Heaven Must Have Sent You: The Holland/Dozier/Holland Story
About.com Rating
The Bottom Line
This 3-CD overview of the Holland/Dozier/Holland team's legendary songs won't necessarily replace your other Motown comps, but there's a lot of rarities here, and amateur songwriters (and students) can trace the development of their craft.
Pros
- Provides an overview of one of rock's greatest songwriting teams.
- This box is a good way to get a number of Motown classics in one place.
- Features rare covers, some by the writers themselves.
Cons
- Those not interested in songwriting might find this collection a little scattershot.
Description
- Holland/Dozier/Holland
- Compilation
- Box Set
- 3 CDs
- Motown
- Various Artists
- Songwriter's tribute
Guide Review - Heaven Must Have Sent You: The Holland/Dozier/Holland Story
If you don't know who that graying trio of gentlemen are on the cover of this three-disc box set, you could be forgiven: Lamont Dozier, Eddie Holland, and Brian Holland weren't performers, or at least, not any you might know by sight. Yet together, they penned the scores of classic songs that comprise the bulk of Motown's rich legacy -- from 1962 to approximately 1967 or so, almost any Sound of Young America 45 you heard was crafted by these three, working together as a team.

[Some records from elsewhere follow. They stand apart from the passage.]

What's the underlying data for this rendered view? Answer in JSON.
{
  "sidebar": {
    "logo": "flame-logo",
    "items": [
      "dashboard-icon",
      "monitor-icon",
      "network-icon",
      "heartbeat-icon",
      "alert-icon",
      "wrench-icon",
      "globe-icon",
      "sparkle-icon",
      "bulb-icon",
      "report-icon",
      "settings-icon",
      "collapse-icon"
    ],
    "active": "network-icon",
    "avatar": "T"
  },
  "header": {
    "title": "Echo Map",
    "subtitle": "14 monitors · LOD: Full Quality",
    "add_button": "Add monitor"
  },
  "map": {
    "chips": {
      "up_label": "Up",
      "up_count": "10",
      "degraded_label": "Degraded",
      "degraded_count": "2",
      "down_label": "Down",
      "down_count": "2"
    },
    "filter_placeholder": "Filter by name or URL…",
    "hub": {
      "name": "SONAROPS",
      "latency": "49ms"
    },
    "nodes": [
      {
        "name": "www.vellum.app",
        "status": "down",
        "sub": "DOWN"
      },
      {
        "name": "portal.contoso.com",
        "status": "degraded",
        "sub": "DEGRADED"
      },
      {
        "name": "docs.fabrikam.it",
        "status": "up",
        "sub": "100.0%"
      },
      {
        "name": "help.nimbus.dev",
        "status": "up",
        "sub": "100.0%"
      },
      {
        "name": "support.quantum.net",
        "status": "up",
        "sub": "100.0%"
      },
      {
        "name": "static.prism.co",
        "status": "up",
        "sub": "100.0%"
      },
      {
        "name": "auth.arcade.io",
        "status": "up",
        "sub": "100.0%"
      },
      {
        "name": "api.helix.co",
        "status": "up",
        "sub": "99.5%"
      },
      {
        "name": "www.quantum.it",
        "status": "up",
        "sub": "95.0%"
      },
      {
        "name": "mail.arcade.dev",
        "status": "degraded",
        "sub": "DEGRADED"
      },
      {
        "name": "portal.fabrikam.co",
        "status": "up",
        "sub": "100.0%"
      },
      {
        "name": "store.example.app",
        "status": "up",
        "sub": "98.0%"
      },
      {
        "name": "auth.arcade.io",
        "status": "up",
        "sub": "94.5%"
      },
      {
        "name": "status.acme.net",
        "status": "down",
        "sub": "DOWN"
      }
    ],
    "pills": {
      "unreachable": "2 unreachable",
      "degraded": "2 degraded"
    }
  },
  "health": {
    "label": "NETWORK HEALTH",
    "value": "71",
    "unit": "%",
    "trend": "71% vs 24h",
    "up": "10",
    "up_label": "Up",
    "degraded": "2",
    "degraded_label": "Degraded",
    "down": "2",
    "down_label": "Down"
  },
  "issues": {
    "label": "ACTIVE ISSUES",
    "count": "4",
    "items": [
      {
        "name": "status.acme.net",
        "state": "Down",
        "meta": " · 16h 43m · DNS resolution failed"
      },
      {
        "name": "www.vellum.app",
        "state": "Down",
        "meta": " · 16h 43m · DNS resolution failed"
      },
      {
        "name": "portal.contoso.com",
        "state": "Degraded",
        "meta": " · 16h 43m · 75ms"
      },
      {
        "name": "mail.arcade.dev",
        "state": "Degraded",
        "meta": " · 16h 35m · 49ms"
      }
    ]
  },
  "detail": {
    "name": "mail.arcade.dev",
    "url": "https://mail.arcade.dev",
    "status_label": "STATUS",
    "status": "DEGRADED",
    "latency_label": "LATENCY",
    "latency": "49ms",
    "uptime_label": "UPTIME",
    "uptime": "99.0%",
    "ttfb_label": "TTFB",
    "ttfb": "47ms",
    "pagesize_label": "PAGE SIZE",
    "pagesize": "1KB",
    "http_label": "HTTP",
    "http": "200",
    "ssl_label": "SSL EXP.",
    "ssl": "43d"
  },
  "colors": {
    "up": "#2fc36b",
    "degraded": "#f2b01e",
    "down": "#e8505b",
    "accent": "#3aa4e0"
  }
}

So why buy an album dedicated to songwriters? Because, for one thing, this collection assembles their biggest hits as well as excellent H/D/H songs that never quite made it to mass consciousness like The Marvelettes' "Locking Up My Heart" and The Elgins' "Darling Baby." You can also find some great hit covers made after the boys left the label (Chairmen of the Board's "Give Me Just A Little More Time"), non-Motown covers like The Band's "Don't Do It" and Dusty Springfield's "When The Lovelight Starts Shining Through His Eyes," tributes such as Shalamar's "Uptown Festival Part 1," and, most intriguingly, cuts performed by memebers of the trio themselves.
(Eddie Holland has made it to a box set or two with his early sides as a performer; the others, not so much.) As a Motown comp, well, this isn't one. But it is one of the more distinctive soul box sets you'll ever hear, centered around a real pop philosophy and branching out into many different eras and styles. Can a Funk Brothers tribute be far behind?